Active-Directory
帶有 AD 子組的 Apache LDAP 身份驗證
我正在嘗試在 Apache 上執行的網站上使用 Active Directory 使用者進行身份驗證。
我的設置
*Active Directory:*使用者“steven”是組“staff”的成員。使用者“cindy”是組“finances”的成員,該組是“staff”的成員(= cindy 是“staff”組的子組的成員)。
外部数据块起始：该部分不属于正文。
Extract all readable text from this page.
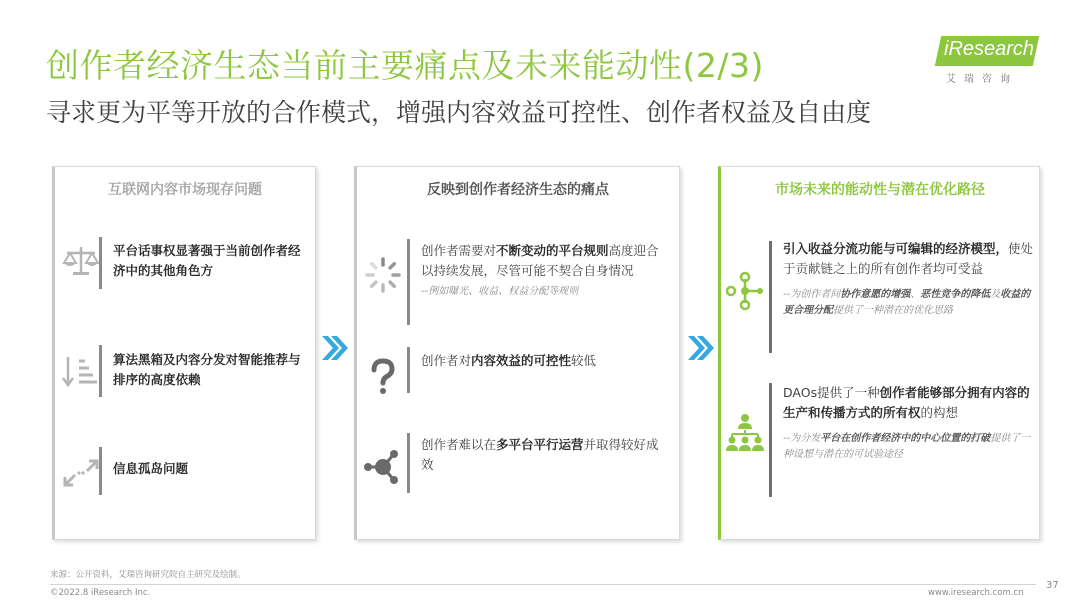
创作者经济生态当前主要痛点及未来能动性(2/3)
寻求更为平等开放的合作模式，增强内容效益可控性、创作者权益及自由度
iResearch
艾瑞咨询
互联网内容市场现存问题
平台话事权显著强于当前创作者经济中的其他角色方
算法黑箱及内容分发对智能推荐与排序的高度依赖
信息孤岛问题
反映到创作者经济生态的痛点
创作者需要对不断变动的平台规则高度迎合以持续发展，尽管可能不契合自身情况
--例如曝光、收益、权益分配等规则
创作者对内容效益的可控性较低
创作者难以在多平台平行运营并取得较好成效
市场未来的能动性与潜在优化路径
引入收益分流功能与可编辑的经济模型，使处于贡献链之上的所有创作者均可受益
--为创作者间协作意愿的增强、恶性竞争的降低及收益的更合理分配提供了一种潜在的优化思路
DAOs提供了一种创作者能够部分拥有内容的生产和传播方式的所有权的构想
--为分发平台在创作者经济中的中心位置的打破提供了一种设想与潜在的可试验途径
来源：公开资料，艾瑞咨询研究院自主研究及绘制。
©2022.8 iResearch Inc.	www.iresearch.com.cn
37
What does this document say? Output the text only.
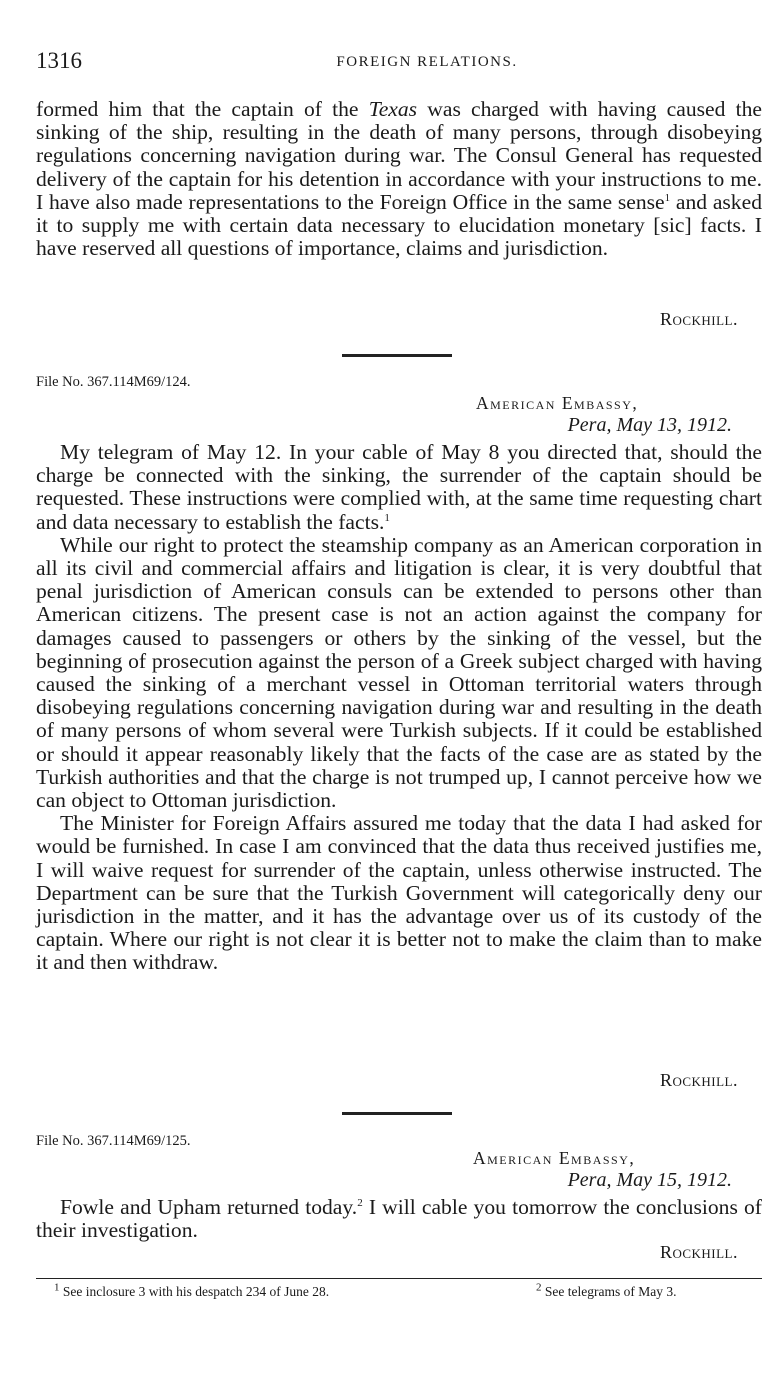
1316	FOREIGN RELATIONS.

formed him that the captain of the Texas was charged with having caused the sinking of the ship, resulting in the death of many persons, through disobeying regulations concerning navigation during war. The Consul General has requested delivery of the captain for his detention in accordance with your instructions to me. I have also made representations to the Foreign Office in the same sense$^1$ and asked it to supply me with certain data necessary to elucidation monetary [sic] facts. I have reserved all questions of importance, claims and jurisdiction.

Rockhill.
File No. 367.114M69/124.
American Embassy,
Pera, May 13, 1912.

My telegram of May 12. In your cable of May 8 you directed that, should the charge be connected with the sinking, the surrender of the captain should be requested. These instructions were complied with, at the same time requesting chart and data necessary to establish the facts.$^1$

While our right to protect the steamship company as an American corporation in all its civil and commercial affairs and litigation is clear, it is very doubtful that penal jurisdiction of American consuls can be extended to persons other than American citizens. The present case is not an action against the company for damages caused to passengers or others by the sinking of the vessel, but the beginning of prosecution against the person of a Greek subject charged with having caused the sinking of a merchant vessel in Ottoman territorial waters through disobeying regulations concerning navigation during war and resulting in the death of many persons of whom several were Turkish subjects. If it could be established or should it appear reasonably likely that the facts of the case are as stated by the Turkish authorities and that the charge is not trumped up, I cannot perceive how we can object to Ottoman jurisdiction.

The Minister for Foreign Affairs assured me today that the data I had asked for would be furnished. In case I am convinced that the data thus received justifies me, I will waive request for surrender of the captain, unless otherwise instructed. The Department can be sure that the Turkish Government will categorically deny our jurisdiction in the matter, and it has the advantage over us of its custody of the captain. Where our right is not clear it is better not to make the claim than to make it and then withdraw.

Rockhill.
File No. 367.114M69/125.
American Embassy,
Pera, May 15, 1912.

Fowle and Upham returned today.$^2$ I will cable you tomorrow the conclusions of their investigation.

Rockhill.
$^1$ See inclosure 3 with his despatch 234 of June 28.	$^2$ See telegrams of May 3.
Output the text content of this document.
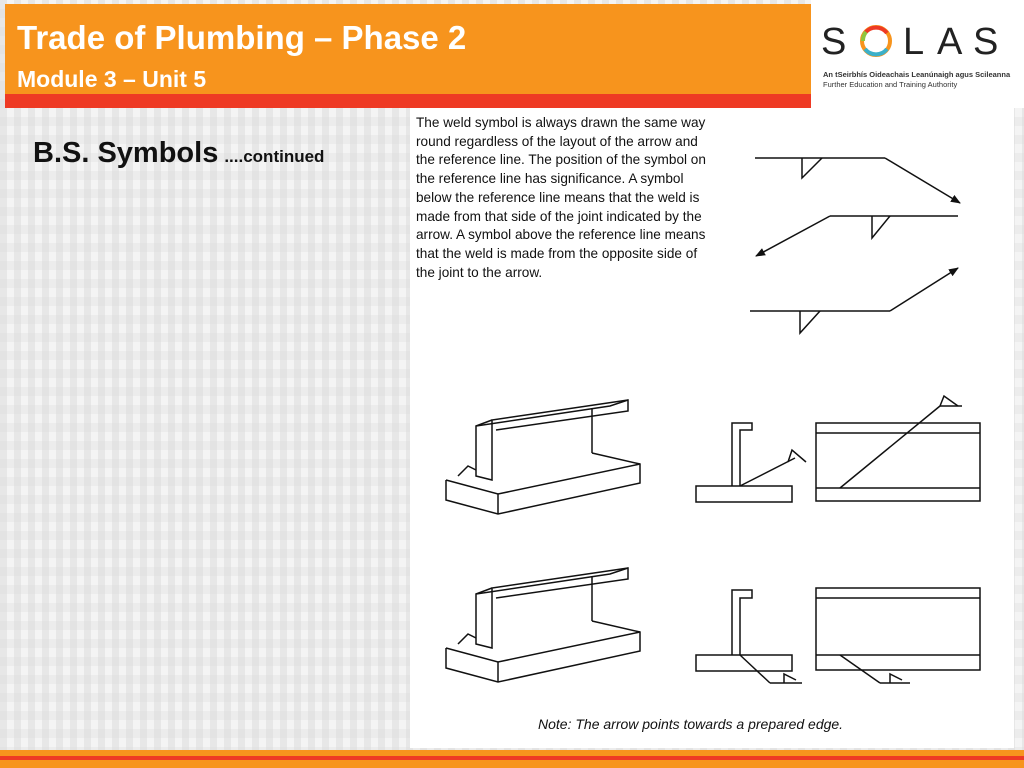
Trade of Plumbing – Phase 2
Module 3 – Unit 5
S L A S
An tSeirbhís Oideachais Leanúnaigh agus Scileanna
Further Education and Training Authority
B.S. Symbols ....continued
The weld symbol is always drawn the same way round regardless of the layout of the arrow and the reference line. The position of the symbol on the reference line has significance. A symbol below the reference line means that the weld is made from that side of the joint indicated by the arrow. A symbol above the reference line means that the weld is made from the opposite side of the joint to the arrow.
Note: The arrow points towards a prepared edge.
*Apache:*帶有 mod_authnz_ldap 的 Apache 2.4
我的 Apache 站點配置:
AuthName "Please enter your login data." AuthType Basic AuthBasicProvider ldap AuthLDAPBindDN account@domain.local AuthLDAPBindPassword "userpassword" AuthLDAPURL "ldap://dc.domain.local/DC=domain,DC=local?sAMAccountName?sub?(objectClass=*)" Require ldap-group CN=Staff,OU=Groups,OU=Accounts,DC=domain,DC=local
問題
Steven(或任何其他將成為“staff”組的直接成員的使用者)成功驗證,但是子組的成員,例如 cindy 將不會驗證。
我已經嘗試添加“AuthLDAPMaxSubGroupDepth 10”(無論如何,10 應該是預設值),但這也無濟於事。
有誰能幫忙嗎?
我沒有機會使用該
AuthLDAPMaxSubGroupDepth
指令。我一直使用LDAP_MATCHING_RULE_IN_CHAIN搜尋控制項。你可以看看那個。它應該在 DC 和 Apache 之間的網路流量方面表現更好,因為 DC 本身將解析嵌套組。